Paula pushed her face close to Blaise’s.
‘I’ll show you.’
Blaise said nothing.
‘I was first in this group,’ Paula said. She took another gulp of wine. ‘I practically started it. You only—’
‘I know,’ Blaise said. ‘I’m sorry.’
Paula moved away. She picked up the plate of canapés. From the archway, she turned and looked back at Blaise.
‘I don’t know why you seem to begrudge me,’ Paula said. ‘I didn’t think that’s what friends were for.’

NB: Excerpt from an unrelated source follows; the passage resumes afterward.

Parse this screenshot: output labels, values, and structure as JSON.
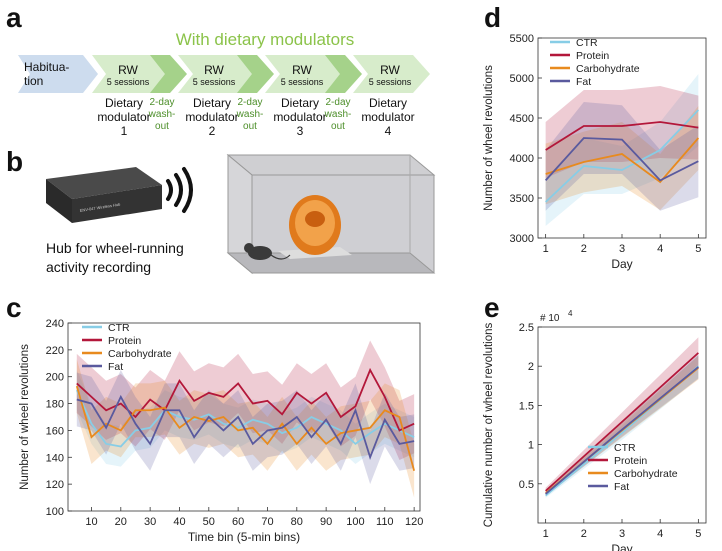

Lindsay sat down on the edge of one of Blaise’s deep sofas and looked at Noah’s back. He had lain down and rolled himself over almost as soon as they had arrived, and had stayed there, steadily sleeping, for over two hours. It seemed criminal to wake him, bu
t she had to so that they could go home. Not far, to be sure, and she could still just carry him, but when she looked at his back, and the back of his oblivious dark head, her heart smote her. It felt, at this end of the evening, unbelievably selfish to have come out and dragged Noah with her. Noah should have been tucked up peacefully in his own bed with Shamila, from the flat downstairs, babysitting him for pocket money, while she did her citizenship homework.
‘Your son?’ Jackson said. He was crouching down by the sofa so that his face was on a level with Lindsay’s.
She gave him a fleeting glance.
‘Yes.’
‘I’m not very good at ages,’ Jackson said. ‘Maybe he’s five?’
‘Six,’ Lindsay said.
‘Not a party animal—’
‘He’s very at home here,’ Lindsay said, staring at Noah. ‘He’s lived round here all his life. He knows this house.’
‘And you are Lindsay.’
Lindsay nodded.
‘Paula’s told me about you.’
‘She’s a good friend—’
‘I’m sure,’ Jackson said easily. He straightened up. ‘Want me to lift him?’
Lindsay shook her head.
‘I’ll do it. It might scare him—’
‘A stranger—’
‘Yes.’
‘OK,’ Jackson said. ‘Nice to meet you.’
Lindsay didn’t look up.
‘You too.’
‘I like your friend Eleanor.’
Lindsay nodded again.
Jackson bent.
‘Have I done something wrong?’
‘Oh no—’
‘You just seemed—’ He stopped.
Lindsay took a breath.
‘I’m really happy for Paula. Really happy.’
‘Good.’
‘It’s just – that I have to see to Noah.’
Jackson waited a moment. Lindsay felt he was smiling but couldn’t look to see.
‘OK,’ Jackson said.
‘Daddy’s back!’ Poppy squealed.
She went racing into the kitchen ahead of Karen and Rosie. Lucas was sitting at the kitchen table, eating eggs.
He looked up as they came in.
‘Good evening?’
Karen made an equivocal gesture with one hand. Rosie had smudges of fatigue under her eyes.
‘Good evening, Pops?’ Lucas said to Poppy.